Israeli filmmaker Moshe Mizrahi, the country's only director of an Oscar-winning film, is to be buried in Tel Aviv on Monday following his death last week, friends and colleagues said.
The 86-year-old director of the Academy Award-winning 1977 film "Madame Rosa", which was filmed in France and starred Simone Signoret, died on Friday.
He also directed two other Oscar-nominated films in the 1970s: "I Love You Rosa" and "The House on Chelouche Street".
"Madame Rosa", the story of a former prostitute in Paris who had survived the Auschwitz death camp, won the Academy Award for best foreign language film, representing France.
It was an adaptation of the novel "The Life Before Us" by French author Romain Gary, written under the pseudonym Emile Ajar.
Born in 1931 in Egypt, Mizrahi emigrated to what was then British Mandatory Palestine in 1946 with his mother and brother.
His brother was killed in an Egyptian air strike in the 1948 war surrounding Israel's creation.
He studied film in France in the 1950s and spent much of his career there before returning to Israel.

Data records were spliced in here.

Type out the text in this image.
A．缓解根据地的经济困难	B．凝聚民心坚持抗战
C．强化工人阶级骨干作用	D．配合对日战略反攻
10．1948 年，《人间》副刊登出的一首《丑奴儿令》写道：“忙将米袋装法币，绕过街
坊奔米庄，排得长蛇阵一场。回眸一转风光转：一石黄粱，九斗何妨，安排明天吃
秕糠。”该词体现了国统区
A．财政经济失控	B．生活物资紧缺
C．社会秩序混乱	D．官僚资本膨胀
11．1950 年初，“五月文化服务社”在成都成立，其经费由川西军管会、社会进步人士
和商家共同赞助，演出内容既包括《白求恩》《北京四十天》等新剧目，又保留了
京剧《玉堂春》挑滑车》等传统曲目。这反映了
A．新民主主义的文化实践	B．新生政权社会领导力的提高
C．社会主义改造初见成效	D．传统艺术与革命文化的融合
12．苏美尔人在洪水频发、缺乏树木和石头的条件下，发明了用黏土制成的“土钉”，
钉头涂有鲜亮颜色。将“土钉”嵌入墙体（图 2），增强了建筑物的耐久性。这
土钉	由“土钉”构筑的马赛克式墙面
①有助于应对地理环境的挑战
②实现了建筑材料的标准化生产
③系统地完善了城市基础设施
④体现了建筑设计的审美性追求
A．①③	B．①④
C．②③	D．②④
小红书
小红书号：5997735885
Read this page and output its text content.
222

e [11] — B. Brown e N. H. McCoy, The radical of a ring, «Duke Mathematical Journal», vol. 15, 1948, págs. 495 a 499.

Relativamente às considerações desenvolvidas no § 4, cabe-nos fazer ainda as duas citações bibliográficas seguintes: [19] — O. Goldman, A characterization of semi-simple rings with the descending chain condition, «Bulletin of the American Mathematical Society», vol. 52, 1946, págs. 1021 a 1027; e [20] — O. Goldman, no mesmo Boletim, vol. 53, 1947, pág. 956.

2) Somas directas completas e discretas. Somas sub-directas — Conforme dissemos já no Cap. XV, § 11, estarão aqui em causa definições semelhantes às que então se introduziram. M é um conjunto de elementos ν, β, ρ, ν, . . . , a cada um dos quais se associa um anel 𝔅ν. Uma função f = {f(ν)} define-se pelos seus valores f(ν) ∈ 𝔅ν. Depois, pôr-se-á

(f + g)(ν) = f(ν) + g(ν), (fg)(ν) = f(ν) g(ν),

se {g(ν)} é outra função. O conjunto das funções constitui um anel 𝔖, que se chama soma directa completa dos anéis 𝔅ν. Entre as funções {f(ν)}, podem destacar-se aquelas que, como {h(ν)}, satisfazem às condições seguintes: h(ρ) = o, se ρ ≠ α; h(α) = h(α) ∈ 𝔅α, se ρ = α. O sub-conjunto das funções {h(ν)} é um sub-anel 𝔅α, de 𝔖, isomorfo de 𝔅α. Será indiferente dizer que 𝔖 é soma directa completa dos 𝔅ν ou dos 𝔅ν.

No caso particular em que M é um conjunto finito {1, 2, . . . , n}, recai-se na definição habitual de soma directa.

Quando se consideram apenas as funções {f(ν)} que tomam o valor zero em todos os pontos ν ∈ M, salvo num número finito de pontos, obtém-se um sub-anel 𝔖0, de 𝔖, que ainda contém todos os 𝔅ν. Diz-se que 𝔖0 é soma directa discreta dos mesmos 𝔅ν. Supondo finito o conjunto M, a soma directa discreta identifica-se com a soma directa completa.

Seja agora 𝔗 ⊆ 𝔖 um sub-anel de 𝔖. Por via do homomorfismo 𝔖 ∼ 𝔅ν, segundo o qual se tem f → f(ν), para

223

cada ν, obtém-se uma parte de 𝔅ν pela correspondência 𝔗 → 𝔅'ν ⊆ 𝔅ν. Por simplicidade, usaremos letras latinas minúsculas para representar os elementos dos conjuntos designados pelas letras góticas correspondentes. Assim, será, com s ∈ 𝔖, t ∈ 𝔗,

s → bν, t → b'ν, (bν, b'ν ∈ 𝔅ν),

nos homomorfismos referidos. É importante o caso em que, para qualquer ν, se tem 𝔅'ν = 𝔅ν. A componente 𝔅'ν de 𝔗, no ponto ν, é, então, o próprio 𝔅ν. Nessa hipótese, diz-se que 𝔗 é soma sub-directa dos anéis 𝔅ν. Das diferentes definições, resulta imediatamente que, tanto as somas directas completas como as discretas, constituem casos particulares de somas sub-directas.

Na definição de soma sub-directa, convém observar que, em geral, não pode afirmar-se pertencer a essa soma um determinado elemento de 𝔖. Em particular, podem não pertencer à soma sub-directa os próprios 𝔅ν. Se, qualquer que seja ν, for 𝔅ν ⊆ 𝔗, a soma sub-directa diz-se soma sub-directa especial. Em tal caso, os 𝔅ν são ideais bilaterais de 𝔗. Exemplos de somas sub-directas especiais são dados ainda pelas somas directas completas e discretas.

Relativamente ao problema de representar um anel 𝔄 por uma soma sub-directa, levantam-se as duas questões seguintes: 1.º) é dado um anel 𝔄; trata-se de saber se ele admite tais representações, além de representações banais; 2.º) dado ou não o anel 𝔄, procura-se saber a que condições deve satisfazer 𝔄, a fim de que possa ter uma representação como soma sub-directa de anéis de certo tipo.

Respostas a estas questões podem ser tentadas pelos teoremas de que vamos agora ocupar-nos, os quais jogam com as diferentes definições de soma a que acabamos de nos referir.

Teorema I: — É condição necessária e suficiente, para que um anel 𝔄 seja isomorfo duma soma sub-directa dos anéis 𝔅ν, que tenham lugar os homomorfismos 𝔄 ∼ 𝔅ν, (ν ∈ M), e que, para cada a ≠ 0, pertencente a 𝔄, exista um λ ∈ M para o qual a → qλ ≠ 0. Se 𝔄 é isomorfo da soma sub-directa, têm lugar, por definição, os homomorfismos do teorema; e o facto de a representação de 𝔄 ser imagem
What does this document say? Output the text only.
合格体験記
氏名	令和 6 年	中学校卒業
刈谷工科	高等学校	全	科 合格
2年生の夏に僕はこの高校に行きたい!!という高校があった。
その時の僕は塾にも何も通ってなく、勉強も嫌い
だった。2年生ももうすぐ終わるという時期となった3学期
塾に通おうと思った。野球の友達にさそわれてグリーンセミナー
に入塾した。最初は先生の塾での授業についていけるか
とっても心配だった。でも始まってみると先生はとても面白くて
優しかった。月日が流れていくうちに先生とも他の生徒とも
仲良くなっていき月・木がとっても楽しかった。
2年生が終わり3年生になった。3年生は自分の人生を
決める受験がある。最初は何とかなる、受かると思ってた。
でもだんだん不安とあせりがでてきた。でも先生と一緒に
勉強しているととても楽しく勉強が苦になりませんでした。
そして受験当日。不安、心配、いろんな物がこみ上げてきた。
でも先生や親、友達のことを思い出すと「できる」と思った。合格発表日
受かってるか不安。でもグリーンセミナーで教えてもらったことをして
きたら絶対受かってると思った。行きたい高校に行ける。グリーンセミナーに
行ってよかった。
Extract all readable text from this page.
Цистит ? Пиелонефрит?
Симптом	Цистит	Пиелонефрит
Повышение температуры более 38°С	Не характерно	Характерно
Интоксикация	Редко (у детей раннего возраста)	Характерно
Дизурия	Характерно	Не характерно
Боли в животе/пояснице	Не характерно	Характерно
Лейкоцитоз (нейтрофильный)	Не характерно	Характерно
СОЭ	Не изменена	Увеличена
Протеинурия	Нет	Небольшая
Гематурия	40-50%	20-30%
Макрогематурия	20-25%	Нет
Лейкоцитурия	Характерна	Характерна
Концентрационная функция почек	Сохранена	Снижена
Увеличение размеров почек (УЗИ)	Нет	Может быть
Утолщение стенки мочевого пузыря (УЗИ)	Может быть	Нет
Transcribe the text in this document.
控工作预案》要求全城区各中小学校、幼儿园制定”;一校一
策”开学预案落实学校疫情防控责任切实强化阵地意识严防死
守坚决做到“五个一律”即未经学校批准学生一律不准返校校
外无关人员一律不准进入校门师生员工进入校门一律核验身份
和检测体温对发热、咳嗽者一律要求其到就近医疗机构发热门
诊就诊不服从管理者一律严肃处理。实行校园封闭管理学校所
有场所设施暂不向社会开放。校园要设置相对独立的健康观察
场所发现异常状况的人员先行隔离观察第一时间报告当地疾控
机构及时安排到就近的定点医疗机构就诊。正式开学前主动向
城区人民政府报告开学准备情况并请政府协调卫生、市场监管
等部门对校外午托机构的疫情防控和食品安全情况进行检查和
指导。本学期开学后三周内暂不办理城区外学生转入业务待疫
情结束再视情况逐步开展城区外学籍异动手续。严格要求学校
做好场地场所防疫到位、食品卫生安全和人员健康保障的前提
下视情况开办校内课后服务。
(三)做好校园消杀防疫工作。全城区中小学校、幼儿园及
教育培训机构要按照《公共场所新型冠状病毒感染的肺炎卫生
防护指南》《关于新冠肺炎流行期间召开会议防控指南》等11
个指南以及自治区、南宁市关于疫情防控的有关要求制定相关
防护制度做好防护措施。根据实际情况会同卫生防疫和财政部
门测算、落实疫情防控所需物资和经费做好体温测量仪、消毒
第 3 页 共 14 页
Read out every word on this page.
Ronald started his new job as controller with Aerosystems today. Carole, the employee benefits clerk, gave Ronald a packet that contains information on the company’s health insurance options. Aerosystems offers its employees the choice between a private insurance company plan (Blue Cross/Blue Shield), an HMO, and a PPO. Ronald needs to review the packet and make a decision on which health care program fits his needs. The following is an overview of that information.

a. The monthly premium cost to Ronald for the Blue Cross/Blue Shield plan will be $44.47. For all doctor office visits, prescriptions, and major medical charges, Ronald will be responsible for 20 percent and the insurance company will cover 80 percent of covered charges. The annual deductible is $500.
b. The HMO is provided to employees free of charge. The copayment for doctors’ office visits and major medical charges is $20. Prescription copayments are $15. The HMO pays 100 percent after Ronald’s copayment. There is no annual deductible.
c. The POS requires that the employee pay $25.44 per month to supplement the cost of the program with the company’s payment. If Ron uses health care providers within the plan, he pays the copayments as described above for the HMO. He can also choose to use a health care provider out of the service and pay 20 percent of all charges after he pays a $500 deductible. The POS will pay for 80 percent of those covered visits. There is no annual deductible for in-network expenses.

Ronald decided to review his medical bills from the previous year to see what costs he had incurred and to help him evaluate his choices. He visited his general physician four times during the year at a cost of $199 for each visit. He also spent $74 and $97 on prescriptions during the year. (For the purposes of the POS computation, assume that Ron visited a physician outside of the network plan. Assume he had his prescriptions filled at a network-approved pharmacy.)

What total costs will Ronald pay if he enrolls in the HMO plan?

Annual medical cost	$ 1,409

His other films included "Every Time We Say Goodbye", set in Jerusalem and released in 1986 starring Tom Hanks.
Regine Mihal Friedman, a retired professor of film studies at Tel Aviv University where Mizrahi also taught, called him "an extremely special figure in Israeli cinema" but also beyond.
"For example, what is very striking in Moshe Mizrahi's films is the place he gives to women," she told AFP.
Israeli actress Gila Almagor, who appeared in several of his films, told Israeli news site Walla that he "brought a European touch to Israeli cinema."